Какие бы боевые донесения той поры мы ни перелистывали, везде бросается в глаза ужас, ставший обыденным явлением. Кажется, только что дивизия «СС Полицай» прикрывала фланг при прорыве 6000 немецких солдат, отступавших с берегов Ладоги, а сейчас она уже сама залегла у Невы под ураганным огнем.
21-я пехотная дивизия окопалась под Синявино вместе с 28-й легкопехотной дивизией, с 11-й пехотной дивизией генерала Томашки и с 61-й пехотной дивизией. 132-я пехотная дивизия отражает атаки дивизий 54-й армии генерал-майора Сухомлина, вклинившихся под Погостье.

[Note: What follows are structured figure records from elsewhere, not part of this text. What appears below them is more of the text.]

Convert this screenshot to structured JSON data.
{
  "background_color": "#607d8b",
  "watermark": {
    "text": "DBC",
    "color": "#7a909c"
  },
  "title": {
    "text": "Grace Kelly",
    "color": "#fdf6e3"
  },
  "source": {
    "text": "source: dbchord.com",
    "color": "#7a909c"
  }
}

Целесообразно задаться вопросом о боевом духе немецких солдат в эти дни изнурительных бесконечных боев, сопровождавшихся заболеваниями, борьбой со вшами и сообщениями о гибели целой армии под Сталинградом. Барон фон Альмайер-Бек отвечает на этот вопрос словами своего командира 21-й пехотной дивизии генерала Герхарда Матцки: «Мы действовали решительно и надежно». Это звучит слишком уж молодцевато, но тот, кто иронически усмехается этому, поступает легкомысленно. Потому что как раз невообразимые обстоятельства и условия не дают солдатам времени задумываться о смысле и целесообразности происходящего и впадать в депрессию. Противник и обстановка не дают им времени на передышку, к тому же оборонительные позиции становятся все менее устойчивыми. Каждый солдат зависит от своего сослуживца и вынужден всецело на него полагаться. В этом заключается тайна боевого товарищества. Кто будет еще чем-то другим забивать себе голову, когда важнее снарядить магазин патронами, проглотить котелок гуляша с макаронами и укрепить бруствер окопа таким образом, чтобы снайпер на той стороне не мог бы поймать в прорезь прицела одного из «фрицев».